Orphaned in early childhood and unwanted by his grandmother, a survivor of slavery and a strict Baptist who forbade dancing, Robinson nevertheless began dancing and singing as a young child for nickels and dimes on Richmond street-corners. He ran away to Washington, D.C., and spent some years dancing in local beer-gardens and surviving on odd jobs before breaking into the relatively new theatrical genre called “vaudeville,” which showcased dancers, singers, comedians, and actors in a series of short performances. By the early decades of the 20th century, Robinson was earning top dollar on the vaudeville circuit and in nightclubs as one of the very few black dancers who was permitted to perform as a soloist. In 1928 he burst onto Broadway with sensational success in the all-black revue Blackbirds of 1928. Other Broadway triumphs followed.
By the 1930s, motion pictures and radio had usurped vaudeville’s popularity and Robinson moved with the times. He went to Hollywood in 1932 and appeared in some 16 films, most famously opposite Shirley Temple. Stormy Weather (1943), with Lena Horne, provided him a rare opportunity to appear in an African-american production. Although his film career brought him even greater prominence during this period, Robinson also continued to work in the theater. He was featured in the highly acclaimed Hot Mikado, staged at the 1939 World’s Fair, in which a critic for Theatre Arts described his dancing:
He does not sing, or even swing, with his voice but with his feet. Never has shoe leather beaten out such a variety of intricate patterns. Never … has one note been made to sing and soar, to whisper and to laugh, in such astonishingly complex rhythm.

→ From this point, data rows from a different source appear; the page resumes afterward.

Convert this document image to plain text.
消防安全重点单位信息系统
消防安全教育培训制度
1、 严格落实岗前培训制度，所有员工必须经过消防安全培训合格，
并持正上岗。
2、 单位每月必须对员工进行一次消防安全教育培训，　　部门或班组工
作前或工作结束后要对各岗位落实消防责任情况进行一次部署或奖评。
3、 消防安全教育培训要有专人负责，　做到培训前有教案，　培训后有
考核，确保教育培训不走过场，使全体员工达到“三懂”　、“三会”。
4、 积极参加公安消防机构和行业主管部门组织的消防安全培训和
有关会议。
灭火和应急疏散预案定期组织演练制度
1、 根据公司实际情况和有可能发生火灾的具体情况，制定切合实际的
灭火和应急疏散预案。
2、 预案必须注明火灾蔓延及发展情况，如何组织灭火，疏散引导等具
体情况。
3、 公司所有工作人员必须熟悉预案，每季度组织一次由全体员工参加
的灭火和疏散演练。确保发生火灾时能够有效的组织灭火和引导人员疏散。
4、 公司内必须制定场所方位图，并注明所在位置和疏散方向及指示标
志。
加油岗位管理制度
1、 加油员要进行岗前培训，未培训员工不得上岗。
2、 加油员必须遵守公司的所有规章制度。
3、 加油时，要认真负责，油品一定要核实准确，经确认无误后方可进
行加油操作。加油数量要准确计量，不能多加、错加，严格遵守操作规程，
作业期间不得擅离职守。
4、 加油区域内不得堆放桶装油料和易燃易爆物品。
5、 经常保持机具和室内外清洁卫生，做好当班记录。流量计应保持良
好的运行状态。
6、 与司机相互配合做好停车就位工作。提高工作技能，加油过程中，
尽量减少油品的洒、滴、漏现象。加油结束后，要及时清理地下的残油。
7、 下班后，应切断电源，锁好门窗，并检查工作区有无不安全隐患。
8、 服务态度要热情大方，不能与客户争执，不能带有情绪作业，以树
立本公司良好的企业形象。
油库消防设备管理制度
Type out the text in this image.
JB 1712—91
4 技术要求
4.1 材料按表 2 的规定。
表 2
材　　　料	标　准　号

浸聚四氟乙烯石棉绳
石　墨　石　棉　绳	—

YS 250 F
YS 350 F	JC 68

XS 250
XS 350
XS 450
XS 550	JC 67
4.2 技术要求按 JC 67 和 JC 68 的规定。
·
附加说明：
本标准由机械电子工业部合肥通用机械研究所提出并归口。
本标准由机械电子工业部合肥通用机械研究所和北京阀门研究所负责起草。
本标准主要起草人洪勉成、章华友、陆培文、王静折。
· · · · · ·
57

A quick-tempered and competitive man, a perfectionist well aware of his own immense artistic gifts, Robinson chafed at and challenged the oppressive racial norms of his era, gambled recklessly, and carried a gold-plated revolver that no one doubted he was prepared to use. He celebrated his 61st birthday by dancing down Broadway from Columbus Circle to 44th Street. As his
70th birthday approached, his dancing abilities, like his popularity, barely waned. At Robinson’s death in 1949, thousands passed by his body as it lay in state in Harlem, where he had long since been deemed honorary mayor.
Black and white, high and low alike, paid tribute to the man’s professional genius and personal generosity.